In mid‑December one of AWS’s services was down for about 13 hours after engineers allowed the tool Kiro to make changes without additional approval. The agent AI decided, according to sources, to "delete and recreate the environment," which led to an interruption of a service used to analyze customer costs.
"The agent decided to 'delete and recreate the environment,' which caused prolonged service downtime."
— An AWS employee, Financial Times
Why it matters
AWS generates roughly 60% of Amazon's operating profit and is a key cloud provider for hundreds of thousands of companies worldwide. When AI‑based tools are granted the right to change running environments without human review, the risks stop being local — they become systemic.
The causes of the incidents are simpler than the headlines: rapid deployment of agent capabilities, expanded rights to perform actions, and insufficient operational controls. As a result, technology designed to speed up engineers' work can potentially undermine that very stability.
How AWS is responding
The company prepared an internal report and implemented additional safeguards: mandatory peer review of changes and extra staff training. AWS also emphasizes that one of the outages was localized and did not affect the majority of customers.
"The December incident was limited in scope and involved a single service in mainland China," the company said in an official statement.
— AWS, official statement
At the same time, Amazon continues to invest in AI: in 2025 the company introduced new Nova 2 models and the Nova Forge service, and is developing products like Kiro.
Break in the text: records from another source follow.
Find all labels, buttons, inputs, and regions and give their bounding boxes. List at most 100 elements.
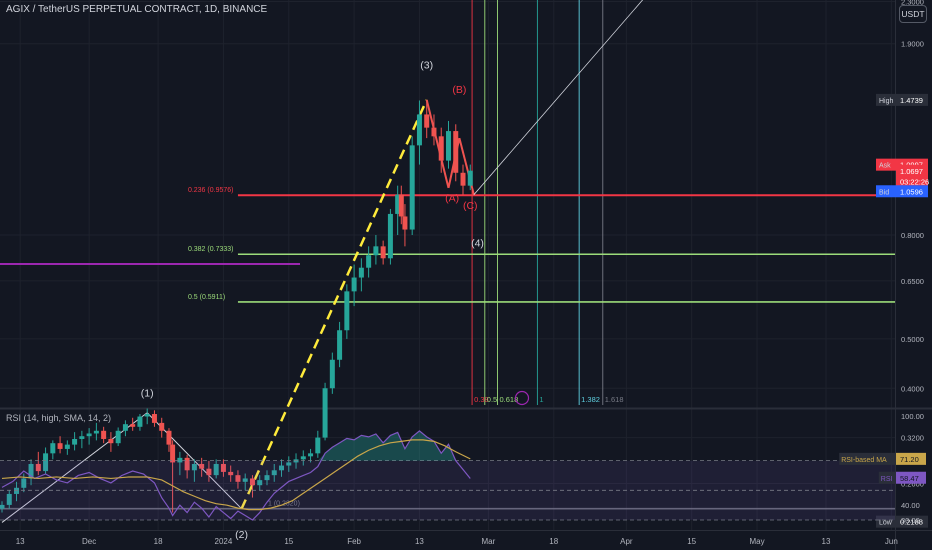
rsi-tag-label-bg — [878, 471, 896, 484]
candle-body — [279, 465, 285, 471]
candle-body — [395, 194, 401, 214]
currency-button[interactable]: USDT — [899, 5, 927, 23]
rsi-tag-bg — [896, 471, 926, 484]
wave1-line — [1, 412, 148, 523]
candle-body — [93, 430, 99, 434]
candle-body — [387, 213, 393, 259]
fib-time-label: 1.618 — [605, 395, 624, 404]
price-tag-bg — [896, 175, 928, 188]
y-tick-label: 0.5000 — [901, 335, 924, 344]
price-tag-label: Low — [879, 520, 893, 527]
price-tag-value: 03:22:26 — [900, 177, 929, 186]
wave-label: (1) — [141, 388, 154, 400]
candle-body — [366, 255, 372, 268]
rsi-y-tick-label: 30.00 — [901, 516, 920, 525]
wave-label: (C) — [463, 200, 478, 212]
candle-body — [191, 463, 197, 471]
x-tick-label: 13 — [822, 537, 831, 546]
rsi-y-tick-label: 40.00 — [901, 501, 920, 510]
waveA-line — [425, 99, 450, 189]
candle-body — [228, 471, 234, 476]
rsi-tag-label: RSI — [881, 476, 893, 483]
candle-body — [159, 422, 165, 431]
x-tick-label: 13 — [16, 537, 25, 546]
fib-time-label: 1.382 — [581, 395, 600, 404]
rsi-tag-value: 58.47 — [900, 474, 919, 483]
fib-level-label: 0.382 (0.7333) — [188, 246, 234, 253]
y-tick-label: 1.9000 — [901, 40, 924, 49]
price-tag-value: 1.0596 — [900, 187, 923, 196]
candle-body — [170, 444, 176, 463]
candle-body — [220, 463, 226, 472]
candle-body — [264, 475, 270, 481]
rsi-tag-bg — [896, 452, 926, 465]
price-tag-label: Bid — [879, 189, 889, 196]
candle-body — [380, 246, 386, 259]
price-tag-bg — [896, 515, 928, 528]
candle-body — [329, 359, 335, 389]
candle-body — [206, 468, 212, 476]
candle-body — [130, 424, 136, 427]
x-tick-label: Dec — [82, 537, 96, 546]
price-tag-value: 0.2188 — [900, 518, 923, 527]
candle-body — [398, 194, 404, 217]
wave3-line — [240, 99, 428, 510]
candle-body — [79, 436, 85, 439]
wave-label: (4) — [471, 237, 484, 249]
candle-body — [358, 267, 364, 278]
candle-body — [144, 414, 150, 417]
fib-time-label: 1 — [539, 395, 543, 404]
rsi-line — [1, 430, 471, 521]
rsi-overbought-fill — [2, 430, 471, 461]
y-tick-label: 0.2600 — [901, 480, 924, 489]
candle-body — [122, 424, 128, 431]
y-tick-label: 0.4000 — [901, 384, 924, 393]
price-tag-value: 1.4739 — [900, 96, 923, 105]
rsi-y-tick-label: 100.00 — [901, 412, 924, 421]
candle-body — [115, 430, 121, 444]
wave-label: (B) — [452, 84, 466, 96]
y-tick-label: 0.3200 — [901, 434, 924, 443]
price-tag-label: High — [879, 98, 894, 105]
chart-title: AGIX / TetherUS PERPETUAL CONTRACT, 1D, … — [6, 4, 268, 15]
candle-body — [351, 277, 357, 292]
candle-body — [308, 453, 314, 457]
y-tick-label: 2.3000 — [901, 0, 924, 7]
candle-body — [6, 493, 12, 505]
fib-time-label: 0.5 — [487, 395, 497, 404]
price-tag-bg — [896, 93, 928, 106]
candle-body — [271, 470, 277, 476]
x-tick-label: 2024 — [215, 537, 233, 546]
candle-body — [137, 416, 143, 427]
price-tag-value: 1.0697 — [900, 167, 923, 176]
candle-body — [445, 131, 451, 161]
candle-body — [43, 453, 49, 472]
rsi-ma-line — [1, 439, 471, 511]
candle-body — [344, 291, 350, 331]
candle-body — [322, 388, 328, 438]
x-tick-label: 15 — [687, 537, 696, 546]
x-tick-label: Apr — [620, 537, 633, 546]
candle-body — [286, 462, 292, 466]
candle-body — [72, 438, 78, 445]
candle-body — [213, 463, 219, 476]
price-tag-label-bg — [876, 93, 896, 106]
candle-body — [424, 114, 430, 128]
candle-body — [184, 457, 190, 471]
candle-body — [166, 430, 172, 445]
candle-body — [300, 456, 306, 460]
candle-body — [337, 330, 343, 360]
price-tag-label-bg — [876, 158, 896, 171]
candle-body — [453, 131, 459, 173]
candle-body — [431, 127, 437, 137]
x-tick-label: 18 — [549, 537, 558, 546]
x-tick-label: 13 — [415, 537, 424, 546]
candle-body — [409, 145, 415, 230]
candle-body — [438, 136, 444, 161]
candle-body — [467, 170, 473, 186]
y-tick-label: 0.6500 — [901, 277, 924, 286]
candle-body — [64, 444, 70, 449]
x-tick-label: Feb — [347, 537, 361, 546]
Parallel to this, Amazon and Google are working on rapid interconnection of their clouds — which on one hand increases flexibility, and on the other makes ensuring consistent controls more difficult.
What it means for Ukraine and the markets
For Ukrainian companies and government services that increasingly rely on foreign cloud providers, these incidents are a reminder of two simple things: first, innovations should be implemented with a security checklist; second, critical infrastructure must have resilient backup scenarios.
Practical takeaways: require transparent SLAs from providers, dual‑control (two‑person) processes for executing changes, logging and audit, and diversification of providers for key services. This is not technological paranoia, but business reality on which access to data, services and even security depends.
Summary
The incidents at AWS show that the speed of innovation and operational security must go hand in hand. Clouds will continue to evolve — and that is good for the economy — but customer trust is built through control mechanisms, not just marketing. The question remains open: can the cloud giants find a balance between autonomous AI and strict operational guarantees on which the stability and security of digital infrastructure depend?